I killed an hour or so familiarizing myself with how the FOW and Light and Vision functions interact, and I have to say that, despite some fantastically robust functionality (light source definitions, among many others), I have two suggestions:
(1) In the next major revision of MapTool,
centralize control of FOW, Light, and Vision on the GUI as much as possible. If possible: one spot for defaults on all three, another for active changes to all three. Consider offering "master" options that represent how these three interact: just seeing something on the menu that says something like "Light overrides FOW" or "FOW overrides Light" makes it much easier for newbies to ramp up the learning curve.

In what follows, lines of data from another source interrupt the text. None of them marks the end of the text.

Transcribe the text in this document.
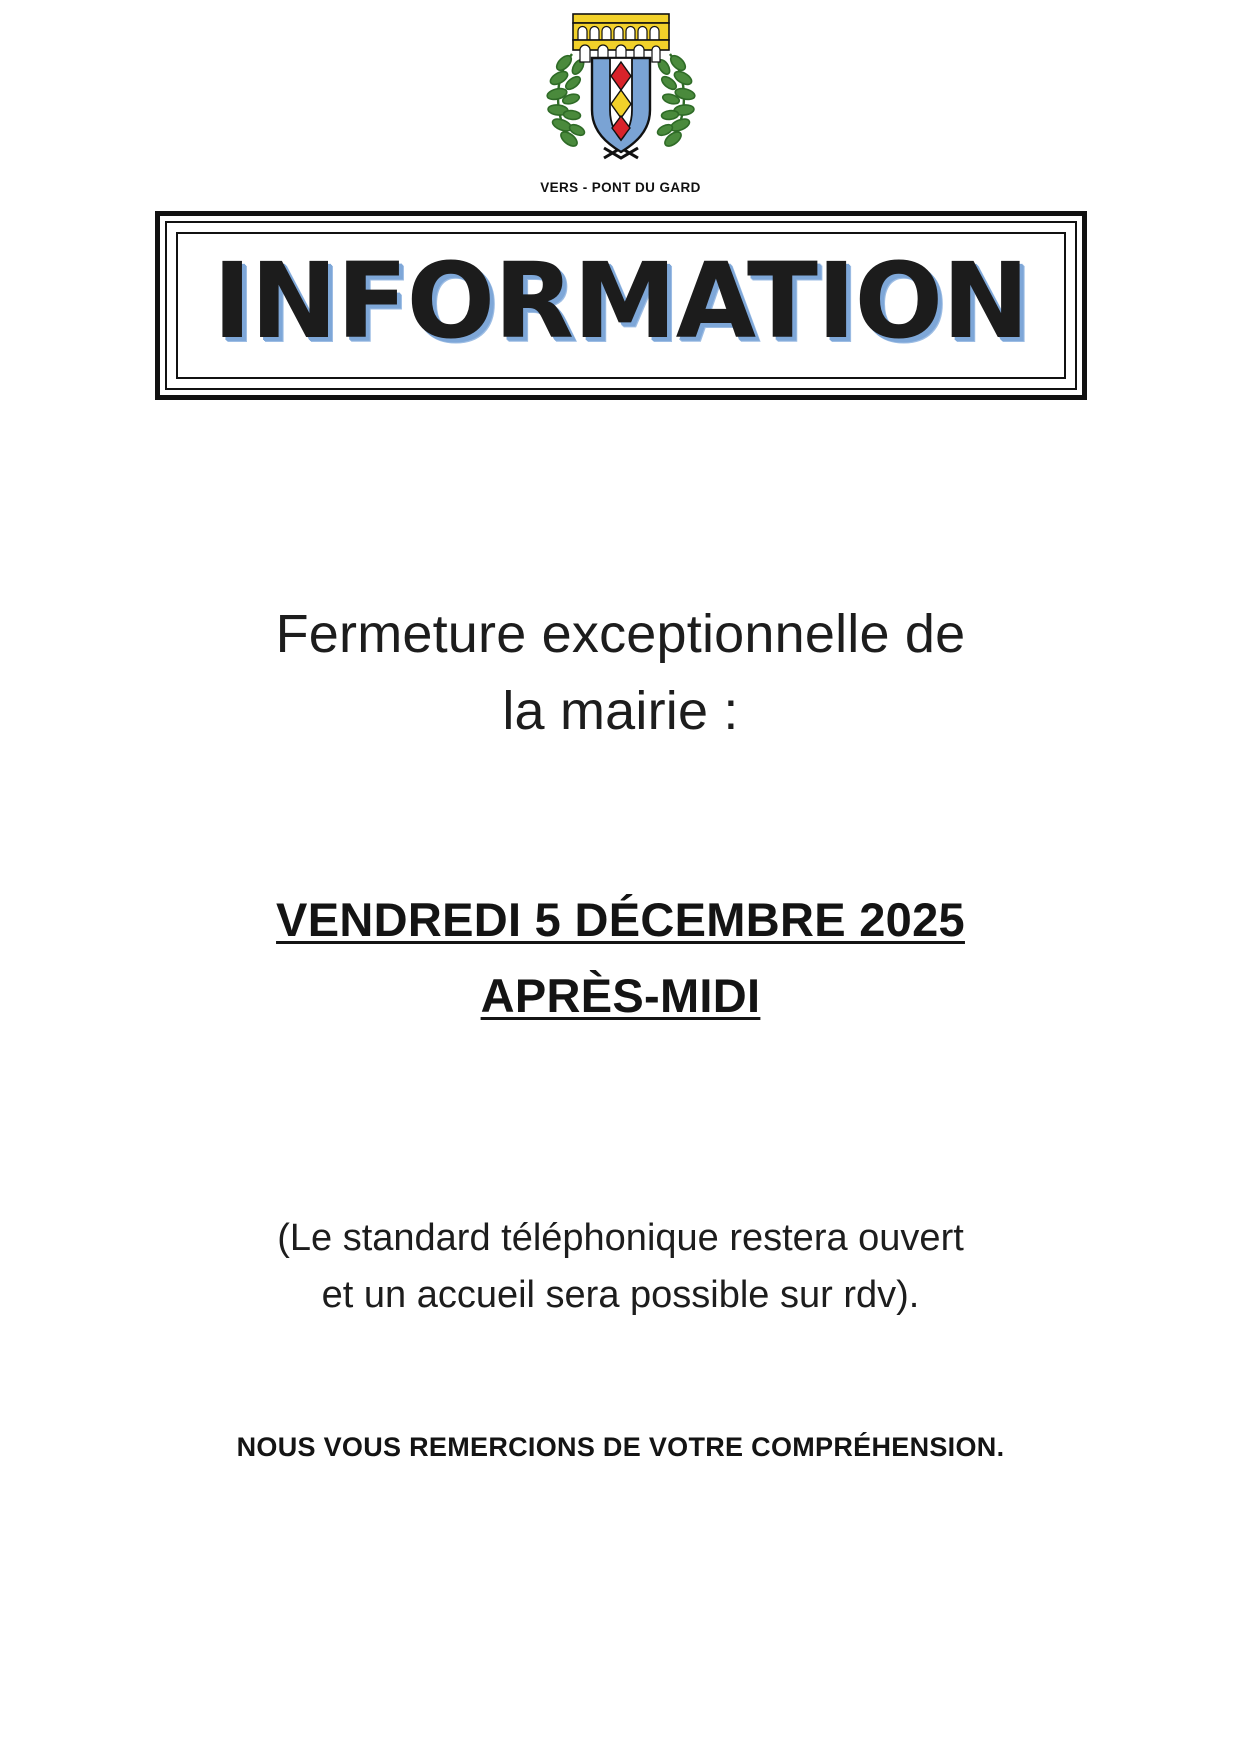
VERS - PONT DU GARD
INFORMATION
Fermeture exceptionnelle de
la mairie :
VENDREDI 5 DÉCEMBRE 2025
APRÈS-MIDI
(Le standard téléphonique restera ouvert
et un accueil sera possible sur rdv).
NOUS VOUS REMERCIONS DE VOTRE COMPRÉHENSION.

(2) Non-D&D light paradigms. It is great that you can create concentric circles of light zones, as per D&D style vision rules, but MapTool really is a paradigm shift in playing. I understand, from a game-mechanics point-of-view, why light intensity edges are hard edges, but I'd like to see radial gradient (color gradient and opacity gradient) -- so that zones can have fuzzy/fading edges. As an added bonus, showing tokens in "dim" light zones merely as black silhouettes seems very useful, too. You can do that now with some manual legerdemain, but it could be an automated feature/option.
Anyway, still an outstanding set of tools. You've been able to give more gametable functionality to our hobby than WoTC with all its $$$ and (for a while) intense corporate pressure to crank out a gametable ap. They promised the moon and delivered nothing. You promised nothing and delivered a great product. Rock on!